Just became a Canadian citizen today at Montreal citizenship ceremony. Will be applying for the passport tomorrow under regular processing (in-person deposit).
As for the entire process, the timeline is mentioned in the signatures.
As for what happens in a citizenship ceremony, first off, you will be receiving your oath ceremony envelope with the invitation letter, form for no criminality/terrorism etc involvement that you have to sign off on, consent for you to be photographed at the ceremony and for CIC to use your or your family members' pictures at their volition.
Once you reach your center for oath ceremony, your guests and you will be asked to occupy seats in different areas but in the same room with the guests ushered in first. The would-be citizens will then be asked to line themselves outside the ceremony room (divided by the numbers mentioned on the invitation right below the address of the ceremony). Your documents (the ones that you were mailed with your oath invitation) will then be checked and you will be asked to sign on the "affirmation of oath". Do these things and then you will be given couple of booklets with the pledge and the anthem written in both English and French. Once done with this, you will be asked to occupy seats with your "invitation number" (the numbers mentioned on the invitation right below the address of the ceremony).
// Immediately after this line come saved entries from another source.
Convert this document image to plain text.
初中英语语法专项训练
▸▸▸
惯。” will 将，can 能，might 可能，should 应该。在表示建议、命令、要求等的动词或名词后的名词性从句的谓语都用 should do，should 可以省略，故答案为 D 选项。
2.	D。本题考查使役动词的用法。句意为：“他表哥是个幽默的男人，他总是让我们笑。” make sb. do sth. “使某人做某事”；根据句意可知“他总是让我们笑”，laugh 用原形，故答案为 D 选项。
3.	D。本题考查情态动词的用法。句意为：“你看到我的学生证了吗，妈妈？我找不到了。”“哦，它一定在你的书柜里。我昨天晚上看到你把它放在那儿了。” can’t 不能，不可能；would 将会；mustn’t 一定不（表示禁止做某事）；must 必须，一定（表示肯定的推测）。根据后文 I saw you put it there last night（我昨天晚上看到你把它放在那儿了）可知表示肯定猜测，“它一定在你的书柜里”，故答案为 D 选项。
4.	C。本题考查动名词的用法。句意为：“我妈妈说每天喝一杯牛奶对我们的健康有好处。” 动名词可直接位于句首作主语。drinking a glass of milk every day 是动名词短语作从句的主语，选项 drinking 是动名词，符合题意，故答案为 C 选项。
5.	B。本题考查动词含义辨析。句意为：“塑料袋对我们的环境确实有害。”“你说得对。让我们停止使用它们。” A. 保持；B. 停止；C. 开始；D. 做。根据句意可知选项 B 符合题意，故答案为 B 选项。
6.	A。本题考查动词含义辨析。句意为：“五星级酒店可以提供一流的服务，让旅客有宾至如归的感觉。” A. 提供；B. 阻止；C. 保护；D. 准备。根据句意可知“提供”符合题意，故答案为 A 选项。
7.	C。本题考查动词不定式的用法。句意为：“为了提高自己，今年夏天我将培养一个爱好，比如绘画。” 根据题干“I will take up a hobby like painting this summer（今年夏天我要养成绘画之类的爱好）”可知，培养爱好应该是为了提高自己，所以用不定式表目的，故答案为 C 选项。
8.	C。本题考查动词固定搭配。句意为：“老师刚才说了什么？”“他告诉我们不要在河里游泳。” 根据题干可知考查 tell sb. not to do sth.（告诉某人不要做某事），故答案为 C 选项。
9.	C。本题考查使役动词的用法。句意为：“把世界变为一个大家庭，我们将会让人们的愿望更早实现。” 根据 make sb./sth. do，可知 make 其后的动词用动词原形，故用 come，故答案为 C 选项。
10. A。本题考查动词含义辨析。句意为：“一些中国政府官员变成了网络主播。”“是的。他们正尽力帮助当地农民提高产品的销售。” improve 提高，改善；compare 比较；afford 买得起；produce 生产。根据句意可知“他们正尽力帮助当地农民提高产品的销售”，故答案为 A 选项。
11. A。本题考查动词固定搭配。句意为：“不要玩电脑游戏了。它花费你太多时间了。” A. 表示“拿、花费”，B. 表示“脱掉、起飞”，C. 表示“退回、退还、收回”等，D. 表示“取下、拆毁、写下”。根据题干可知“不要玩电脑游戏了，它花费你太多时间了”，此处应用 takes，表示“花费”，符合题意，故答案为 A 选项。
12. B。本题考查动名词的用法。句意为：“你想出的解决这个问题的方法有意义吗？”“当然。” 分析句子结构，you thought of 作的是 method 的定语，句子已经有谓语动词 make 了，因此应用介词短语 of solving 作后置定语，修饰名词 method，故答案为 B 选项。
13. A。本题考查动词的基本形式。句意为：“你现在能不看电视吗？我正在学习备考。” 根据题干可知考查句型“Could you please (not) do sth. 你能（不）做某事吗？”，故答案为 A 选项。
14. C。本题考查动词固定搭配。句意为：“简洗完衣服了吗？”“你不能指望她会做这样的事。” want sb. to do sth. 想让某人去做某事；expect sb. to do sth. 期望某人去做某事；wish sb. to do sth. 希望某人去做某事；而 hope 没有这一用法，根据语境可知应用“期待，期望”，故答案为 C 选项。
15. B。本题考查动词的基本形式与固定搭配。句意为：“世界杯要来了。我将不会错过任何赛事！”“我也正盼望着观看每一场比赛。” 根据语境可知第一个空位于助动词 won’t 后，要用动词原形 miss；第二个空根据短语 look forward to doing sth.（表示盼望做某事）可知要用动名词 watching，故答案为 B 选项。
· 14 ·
You will have to wait till everyone is sitting and then the citizenship judge enters. The judge will then ask all the oath takers to stand up on their seats and repeat the oath (both in French and English, feel free to read it from the packet that you get right before entering the room). Once the oath is affirmed by everyone, you will then be called to the front 1 family at a time and given your citizenship certificates wherein you can click photographs with the judge. You will then have to wait till all the certificates are distributed which took 1 hour for 340 people at the Montreal ceremony today.
In totality, it took 2.5 hours for the entire process to be over.
Good luck to everyone who is waiting or have their oath ceremonies scheduled soon.